AUTHOR: Dr. Gerd Döben-Henisch
FIRST DATE: May-5 1996
DATE of LAST CHANGE: May-5 1996



Übersicht:
  1. Zum Hintergrund: Gerd, das INM, KIP I und KIP II
  2. Warum Knowbots (= Bewußtseins-Agenten)?
  3. Skizze eines Rahmenmodells zur Gestenerkennung im Knowbot



  1. Zum Hintergrund: Gerd, das INM, KIP I und KIP II

    • Gerd: Sprachliche Bedeutung und das Selbstbeschreibungsproblem des Bewußtseins; Hypothese bzgl. sprachlicher Bedeutung als Lernprozeß vernetzt mit Lernprozeß Ausdruck. Knowbotic Interface zum Erforschen und Testen theoretischer Modelle zum Bewußtsein und zu Sprachlernprozessen.

    • Das INM: Bis 1994: Städelschule-INM; ab Okt. 1994 INM e.V. für Kunst, Neue Medien und Forschung. Knowbotic Interface Project. Verein und GmbH.

    • KIP I (= BLINDs WORLD I): Prototyp für die Ars Electronica Juni 1995. Knowbots und Pseudoknowbots in einer künstlichen Welt. Sinneseindrücke, Gedächtnis, Körperzustände und Gefühle, instinktbasierter Handlungsteil, einfaches Sprachmodul für 1-Wort-Sätze.

    • KIP II: differenzierte Situationsrepräsentation; Modellierung individueller Objekte; intentionale Planung; Sprechakterkennung; 2-3 Worte pro Sprechakt.

  2. Warum Knowbots (= Bewußtseins-Agenten)?

    • Die Knowbots verdanken ihre Entstehung hauptsächliche der Problemstellung, wie ein Computerprogramm analog einem Kind jede natürliche Sprache situationsabhängig lernen und anwenden kann. Dies ist eine Vision, die schon auf TURING 1948/50 zurückgeht.

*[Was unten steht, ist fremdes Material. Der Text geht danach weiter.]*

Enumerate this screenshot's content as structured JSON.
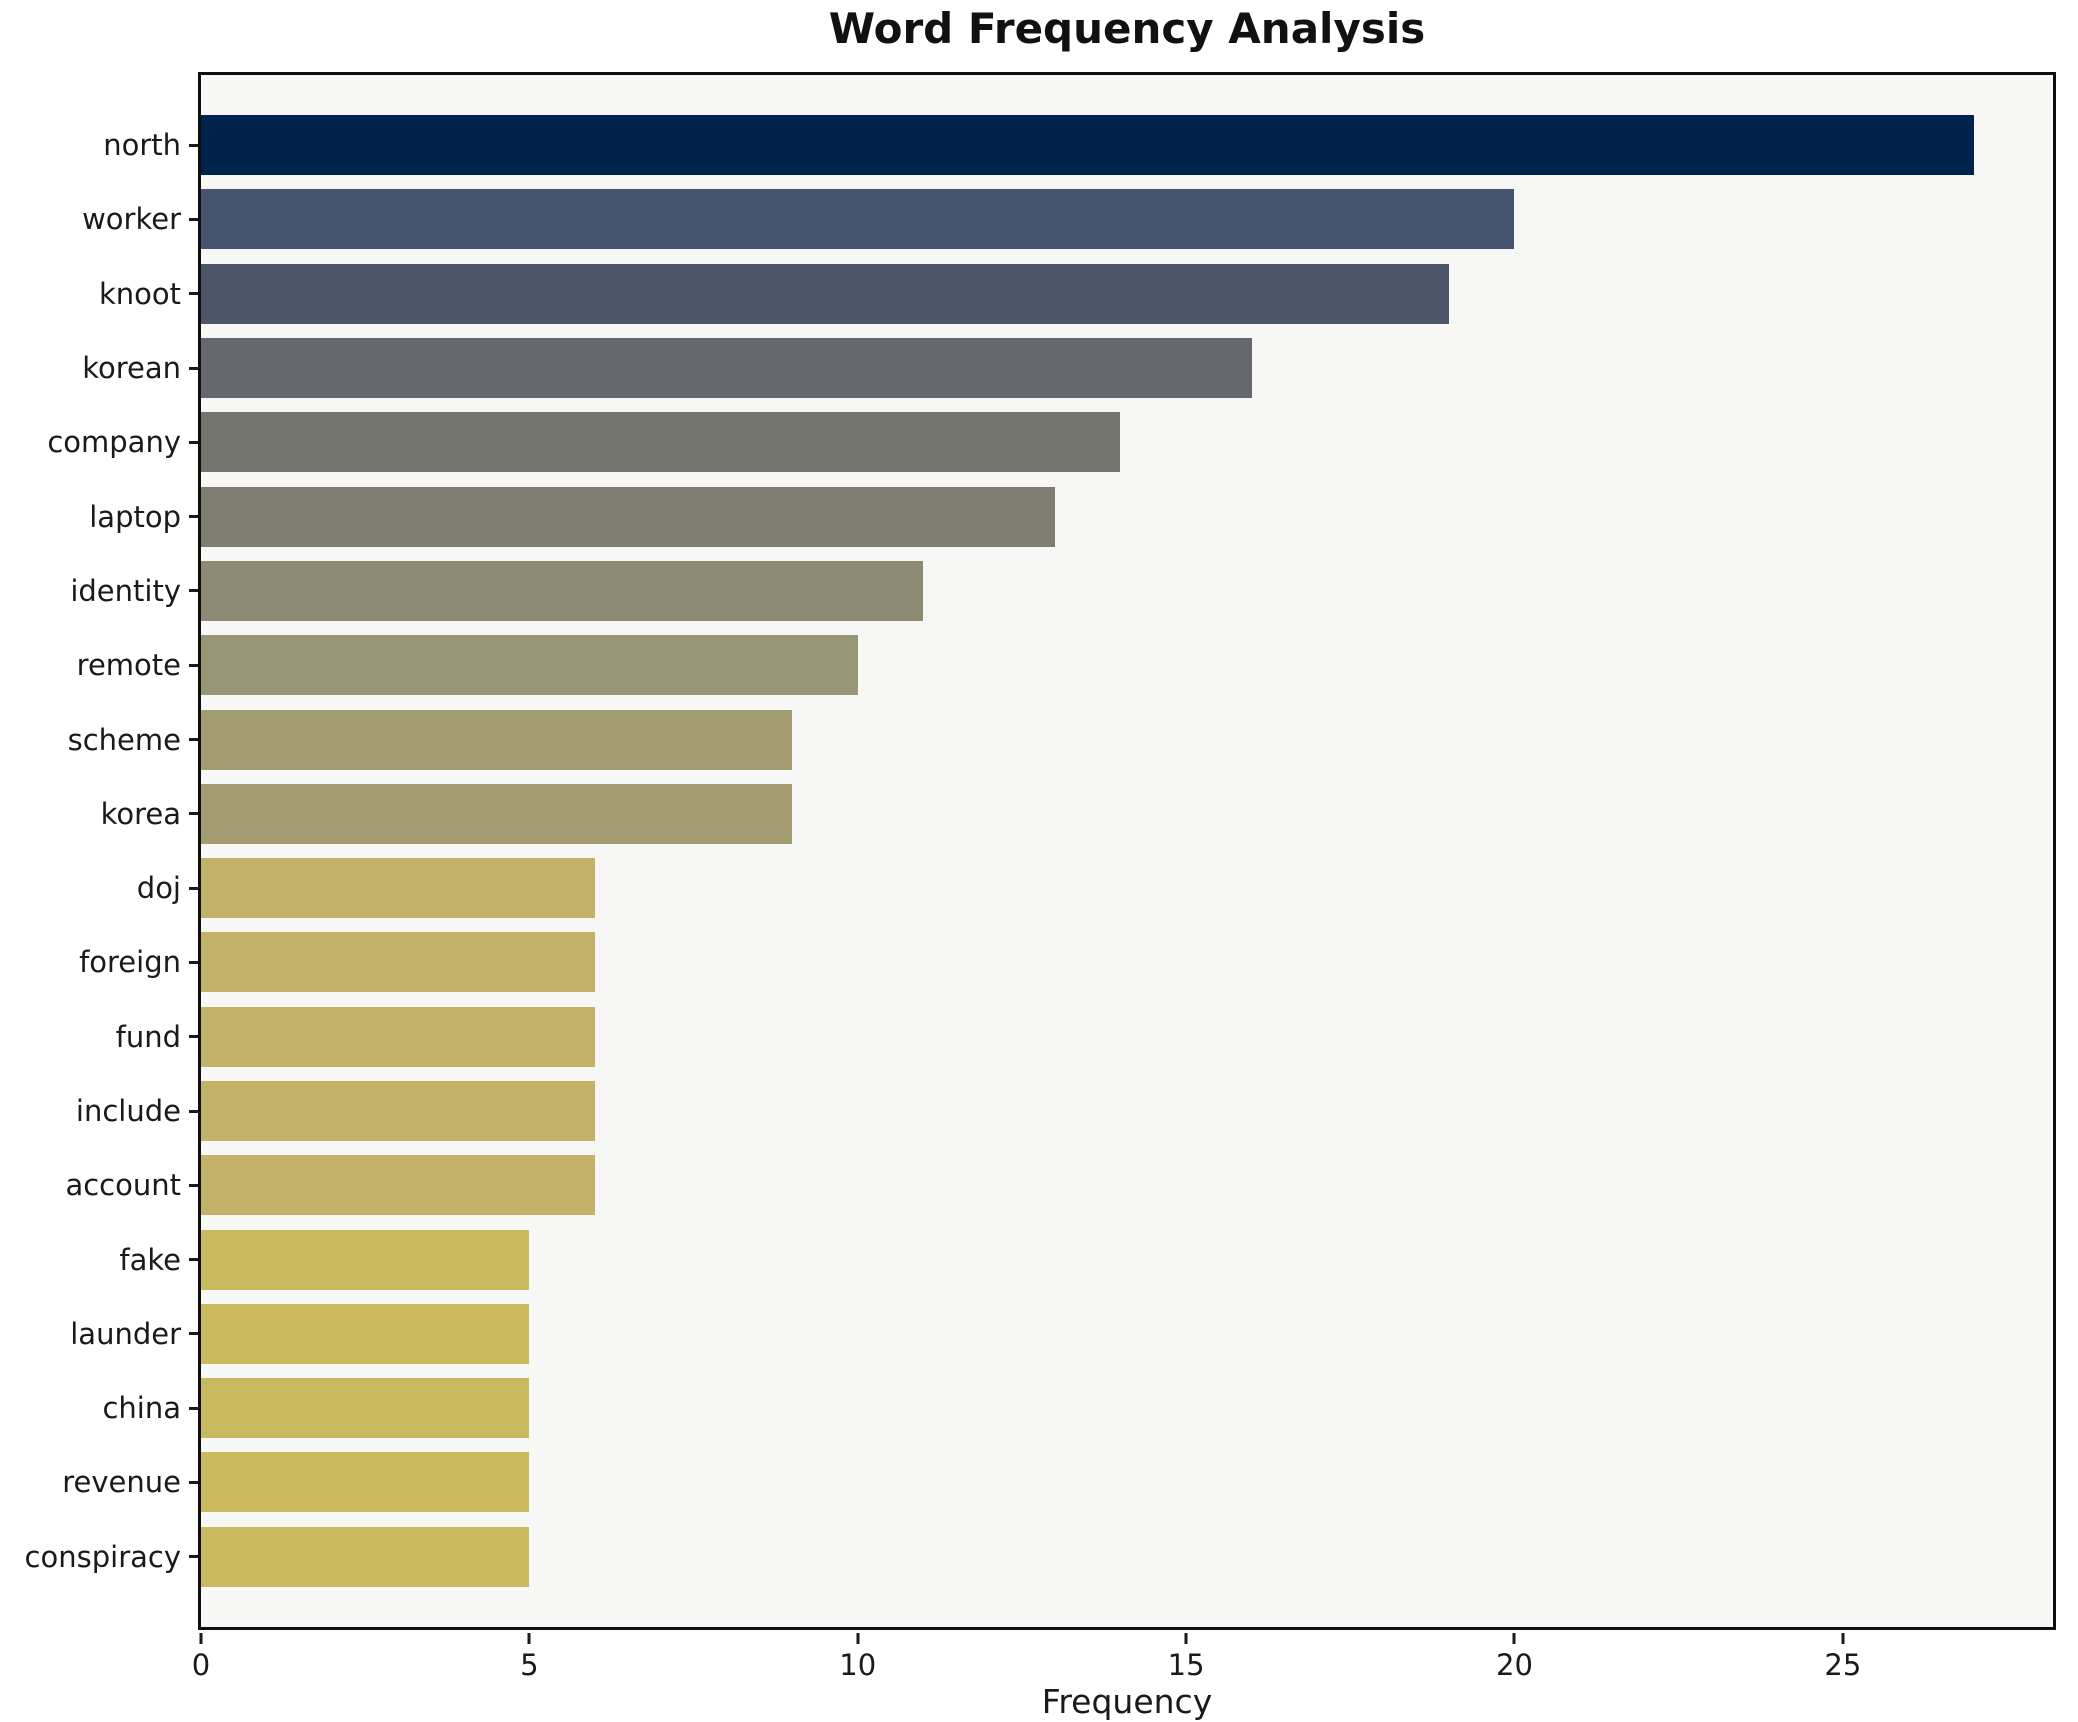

    • In unserem alltäglichen vorwissenschaftlichen Sprachhandeln 'wissen' wir, daß Sprache nicht allein durch den benutzen Schall oder die benutzten Alphabetzeichen definiert ist, sondern vor allem auch durch das, was man unscharf und vage 'Bedeutung' nennt: ein Konglomerat von sehr unterschiedlichen Dingen wie Vorstellungen, Erinnerungen, Gefühlen, Handlungen usw.

    • Wenn man diese Sachverhalte theoretisch aufarbeiten will, dann muß man sich über die wissenschaftstheoretischen Randbedingungen Klarheit verschaffen.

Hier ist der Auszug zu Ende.